PermalinkPermalink 21.02.11 @ 12:00



Comentário de: Fabio R.

Ok, na prática, é preciso dizer:
1. professores devem pensar sobre isso e fazer escolhas. Ao contrário de grande parte deles, como os da série Everybody Hates Chris e, claro, das novelas do Manuel Carlos.
2. O ponto não é deixar de ler Lobato, mas não canonizá-lo. É preciso justamente discutir em vez de varrer pra baixo do tapete.
Mais itens?

PermalinkPermalink 21.02.11 @ 12:02



Comentário de: Alex Castro Email

Mas isso não tira a grandeza da obra.

Nao, nao tira, mas a torna imprópria pra sala de aula.

PermalinkPermalink 21.02.11 @ 12:03



Comentário de: Shlomo

Realmente acho que o racismo em Lobato é um tema superestimado.

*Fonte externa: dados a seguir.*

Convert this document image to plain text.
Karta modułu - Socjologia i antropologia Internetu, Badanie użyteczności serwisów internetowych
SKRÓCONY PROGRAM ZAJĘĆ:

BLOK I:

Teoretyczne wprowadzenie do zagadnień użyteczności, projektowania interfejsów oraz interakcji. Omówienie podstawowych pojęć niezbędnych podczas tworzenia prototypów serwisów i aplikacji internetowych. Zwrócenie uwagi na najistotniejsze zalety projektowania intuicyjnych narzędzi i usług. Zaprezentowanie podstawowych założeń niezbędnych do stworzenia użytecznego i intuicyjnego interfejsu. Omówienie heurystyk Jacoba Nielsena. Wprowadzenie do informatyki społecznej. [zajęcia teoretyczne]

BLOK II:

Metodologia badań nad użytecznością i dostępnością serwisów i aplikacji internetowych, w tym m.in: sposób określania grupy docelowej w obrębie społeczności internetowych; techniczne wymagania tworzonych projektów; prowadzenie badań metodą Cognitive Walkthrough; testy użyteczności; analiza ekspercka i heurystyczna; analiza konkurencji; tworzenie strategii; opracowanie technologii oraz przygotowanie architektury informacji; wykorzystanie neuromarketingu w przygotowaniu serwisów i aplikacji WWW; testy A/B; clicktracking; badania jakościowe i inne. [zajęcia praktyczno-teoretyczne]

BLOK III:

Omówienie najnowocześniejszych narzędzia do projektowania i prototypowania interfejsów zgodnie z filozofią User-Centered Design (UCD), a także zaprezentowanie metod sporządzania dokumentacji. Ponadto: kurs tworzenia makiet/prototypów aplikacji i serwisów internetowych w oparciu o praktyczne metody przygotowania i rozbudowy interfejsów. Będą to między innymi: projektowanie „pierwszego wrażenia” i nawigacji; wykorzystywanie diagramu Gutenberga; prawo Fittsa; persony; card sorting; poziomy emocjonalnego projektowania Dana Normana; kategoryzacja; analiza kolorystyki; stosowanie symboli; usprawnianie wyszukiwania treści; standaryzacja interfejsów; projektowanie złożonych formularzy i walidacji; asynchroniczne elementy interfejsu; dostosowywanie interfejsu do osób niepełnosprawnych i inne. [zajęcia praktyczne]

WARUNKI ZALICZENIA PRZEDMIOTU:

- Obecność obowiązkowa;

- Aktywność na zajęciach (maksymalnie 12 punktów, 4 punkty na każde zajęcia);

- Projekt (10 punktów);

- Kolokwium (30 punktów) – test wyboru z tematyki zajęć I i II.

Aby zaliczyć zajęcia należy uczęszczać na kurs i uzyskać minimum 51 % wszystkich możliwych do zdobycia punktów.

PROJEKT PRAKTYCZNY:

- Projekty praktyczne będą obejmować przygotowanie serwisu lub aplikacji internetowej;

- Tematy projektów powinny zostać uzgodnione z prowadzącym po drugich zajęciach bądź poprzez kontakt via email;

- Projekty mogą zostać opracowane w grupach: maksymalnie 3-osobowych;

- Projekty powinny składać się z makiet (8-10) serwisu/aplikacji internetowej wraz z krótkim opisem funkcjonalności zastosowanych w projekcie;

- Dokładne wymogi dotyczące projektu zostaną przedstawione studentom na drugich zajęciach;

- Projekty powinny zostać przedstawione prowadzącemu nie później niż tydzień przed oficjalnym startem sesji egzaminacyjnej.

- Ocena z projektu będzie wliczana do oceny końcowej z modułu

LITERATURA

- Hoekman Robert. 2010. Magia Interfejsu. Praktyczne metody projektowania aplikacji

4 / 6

Assim como é superestimada a bondade da Emília.

Falando apenas do Sítio de Pica-Pau Amarelo:

Emília, "se" fosse uma criança de verdade, seria uma criança terrível! Muito maleducada, desobediente, tem ótimas ideias, mas aprende muito devagar. Não dá atenção ao que dizem os adultos, não se interessa por aprender. Acha que mentir é "escrever a própria bibliografia".

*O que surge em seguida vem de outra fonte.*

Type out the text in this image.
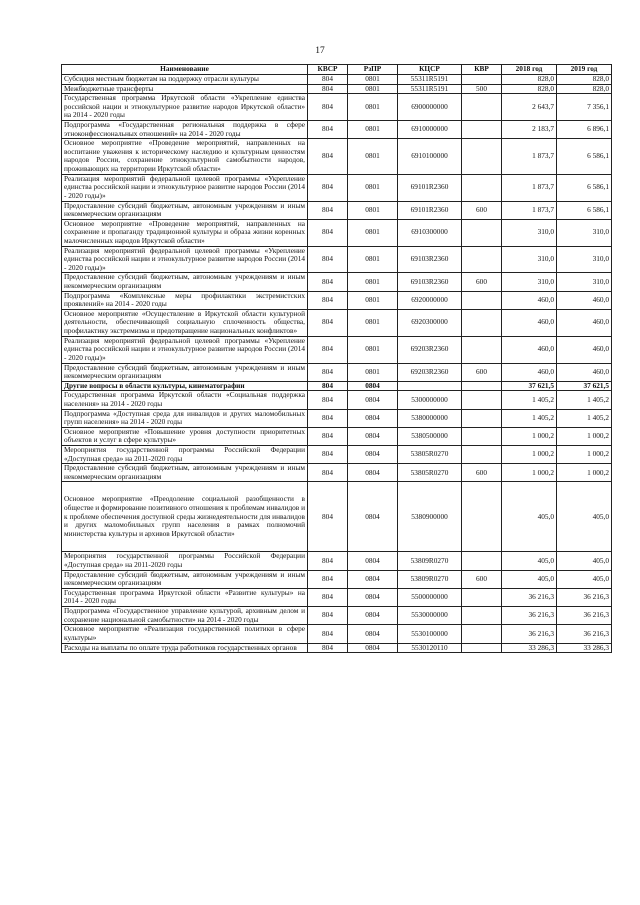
17
Наименование	КВСР	РзПР	КЦСР	КВР	2018 год	2019 год
Субсидия местным бюджетам на поддержку отрасли культуры	804	0801	55311R5191		828,0	828,0
Межбюджетные трансферты	804	0801	55311R5191	500	828,0	828,0
Государственная программа Иркутской области «Укрепление единства российской нации и этнокультурное развитие народов Иркутской области» на 2014 - 2020 годы	804	0801	6900000000		2 643,7	7 356,1
Подпрограмма «Государственная региональная поддержка в сфере этноконфессиональных отношений» на 2014 - 2020 годы	804	0801	6910000000		2 183,7	6 896,1
Основное мероприятие «Проведение мероприятий, направленных на воспитание уважения к историческому наследию и культурным ценностям народов России, сохранение этнокультурной самобытности народов, проживающих на территории Иркутской области»	804	0801	6910100000		1 873,7	6 586,1
Реализация мероприятий федеральной целевой программы «Укрепление единства российской нации и этнокультурное развитие народов России (2014 - 2020 годы)»	804	0801	69101R2360		1 873,7	6 586,1
Предоставление субсидий бюджетным, автономным учреждениям и иным некоммерческим организациям	804	0801	69101R2360	600	1 873,7	6 586,1
Основное мероприятие «Проведение мероприятий, направленных на сохранение и пропаганду традиционной культуры и образа жизни коренных малочисленных народов Иркутской области»	804	0801	6910300000		310,0	310,0
Реализация мероприятий федеральной целевой программы «Укрепление единства российской нации и этнокультурное развитие народов России (2014 - 2020 годы)»	804	0801	69103R2360		310,0	310,0
Предоставление субсидий бюджетным, автономным учреждениям и иным некоммерческим организациям	804	0801	69103R2360	600	310,0	310,0
Подпрограмма «Комплексные меры профилактики экстремистских проявлений» на 2014 - 2020 годы	804	0801	6920000000		460,0	460,0
Основное мероприятие «Осуществление в Иркутской области культурной деятельности, обеспечивающей социальную сплоченность общества, профилактику экстремизма и предотвращение национальных конфликтов»	804	0801	6920300000		460,0	460,0
Реализация мероприятий федеральной целевой программы «Укрепление единства российской нации и этнокультурное развитие народов России (2014 - 2020 годы)»	804	0801	69203R2360		460,0	460,0
Предоставление субсидий бюджетным, автономным учреждениям и иным некоммерческим организациям	804	0801	69203R2360	600	460,0	460,0
Другие вопросы в области культуры, кинематографии	804	0804			37 621,5	37 621,5
Государственная программа Иркутской области «Социальная поддержка населения» на 2014 - 2020 годы	804	0804	5300000000		1 405,2	1 405,2
Подпрограмма «Доступная среда для инвалидов и других маломобильных групп населения» на 2014 - 2020 годы	804	0804	5380000000		1 405,2	1 405,2
Основное мероприятие «Повышение уровня доступности приоритетных объектов и услуг в сфере культуры»	804	0804	5380500000		1 000,2	1 000,2
Мероприятия государственной программы Российской Федерации «Доступная среда» на 2011-2020 годы	804	0804	53805R0270		1 000,2	1 000,2
Предоставление субсидий бюджетным, автономным учреждениям и иным некоммерческим организациям	804	0804	53805R0270	600	1 000,2	1 000,2
Основное мероприятие «Преодоление социальной разобщенности в обществе и формирование позитивного отношения к проблемам инвалидов и к проблеме обеспечения доступной среды жизнедеятельности для инвалидов и других маломобильных групп населения в рамках полномочий министерства культуры и архивов Иркутской области»	804	0804	5380900000		405,0	405,0
Мероприятия государственной программы Российской Федерации «Доступная среда» на 2011-2020 годы	804	0804	53809R0270		405,0	405,0
Предоставление субсидий бюджетным, автономным учреждениям и иным некоммерческим организациям	804	0804	53809R0270	600	405,0	405,0
Государственная программа Иркутской области «Развитие культуры» на 2014 - 2020 годы	804	0804	5500000000		36 216,3	36 216,3
Подпрограмма «Государственное управление культурой, архивным делом и сохранение национальной самобытности» на 2014 - 2020 годы	804	0804	5530000000		36 216,3	36 216,3
Основное мероприятие «Реализация государственной политики в сфере культуры»	804	0804	5530100000		36 216,3	36 216,3
Расходы на выплаты по оплате труда работников государственных органов	804	0804	5530120110		33 286,3	33 286,3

O fato de ela ser racista é só uma das coisas erradas que ela faz.

Errado é dizer às crianças que elas devem imitar Emília. Não tem nada a ver com "contexto". Tem, sim, a ver com como entregamos textos para as crianças lerem.

Racista era Machado de Assis, que nasceu negro, viveu mulato e morreu branco.

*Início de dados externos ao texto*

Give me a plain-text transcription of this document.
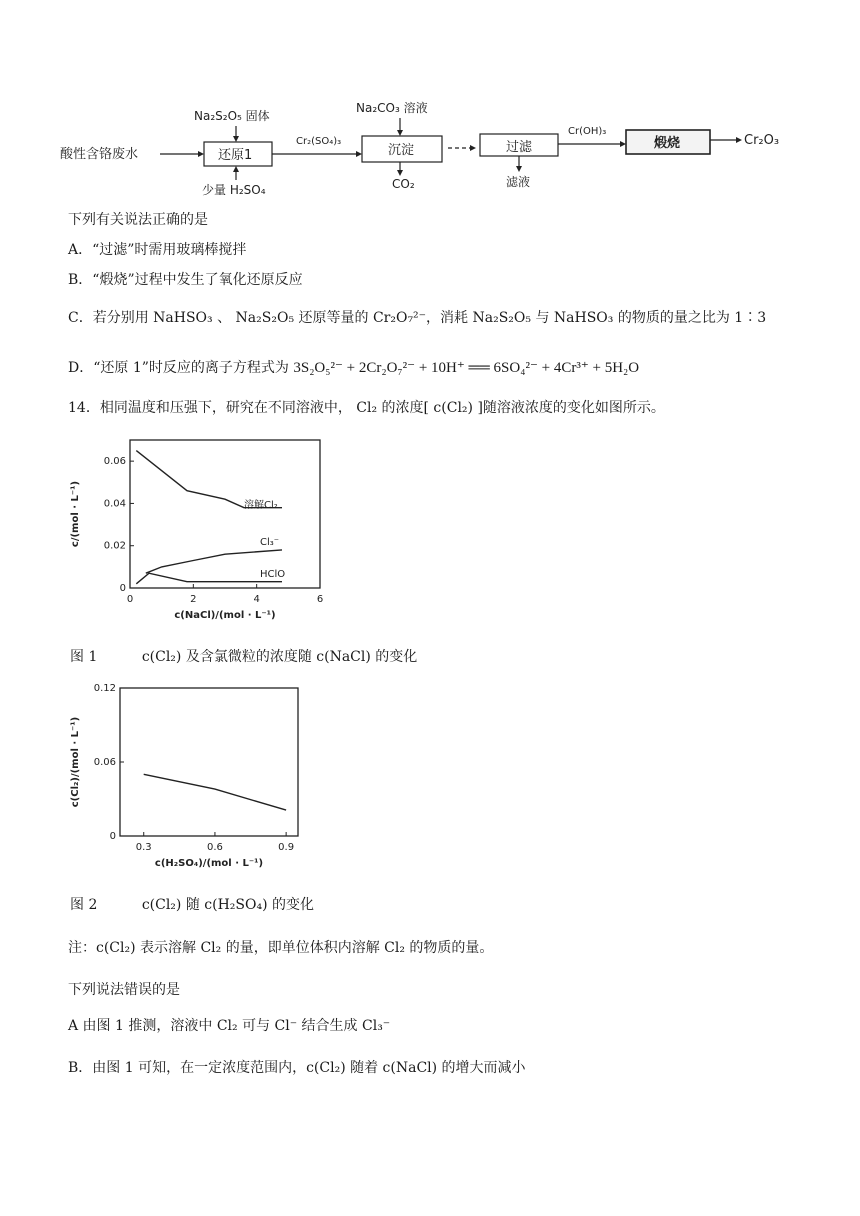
酸性含铬废水	还原1
Na₂S₂O₅ 固体
少量 H₂SO₄
Cr₂(SO₄)₃
沉淀
Na₂CO₃ 溶液
CO₂
过滤
滤液
Cr(OH)₃
煅烧	Cr₂O₃
下列有关说法正确的是
A．“过滤”时需用玻璃棒搅拌
B．“煅烧”过程中发生了氧化还原反应
C．若分别用 NaHSO₃ 、 Na₂S₂O₅ 还原等量的 Cr₂O₇²⁻，消耗 Na₂S₂O₅ 与 NaHSO₃ 的物质的量之比为 1∶3
D．“还原 1”时反应的离子方程式为 3S₂O₅²⁻ + 2Cr₂O₇²⁻ + 10H⁺ ══ 6SO₄²⁻ + 4Cr³⁺ + 5H₂O
14．相同温度和压强下，研究在不同溶液中， Cl₂ 的浓度[ c(Cl₂) ]随溶液浓度的变化如图所示。
0	2	4	6
0
0.02
0.04
0.06
c(NaCl)/(mol · L⁻¹)
c/(mol · L⁻¹)	溶解Cl₂
Cl₃⁻
HClO
图 1	c(Cl₂) 及含氯微粒的浓度随 c(NaCl) 的变化
0.3	0.6	0.9
0
0.06
0.12
c(H₂SO₄)/(mol · L⁻¹)
c(Cl₂)/(mol · L⁻¹)
图 2	c(Cl₂) 随 c(H₂SO₄) 的变化
注：c(Cl₂) 表示溶解 Cl₂ 的量，即单位体积内溶解 Cl₂ 的物质的量。
下列说法错误的是
A 由图 1 推测，溶液中 Cl₂ 可与 Cl⁻ 结合生成 Cl₃⁻
B．由图 1 可知，在一定浓度范围内，c(Cl₂) 随着 c(NaCl) 的增大而减小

PermalinkPermalink 21.02.11 @ 14:27



Comentário de: aiaiai

o problema carol não é como você, a sua família e a sua filha contextualizaram Lobato. O problema é como a criança negra vai receber a informação racista. Vc não acha que é direito dela não ter que ler a personagem mais "querida" da literatura infantil brasileira - a emília - chamá-la de carvão, macaca, etc?
se sua filha fosse negra você leria isso para ela?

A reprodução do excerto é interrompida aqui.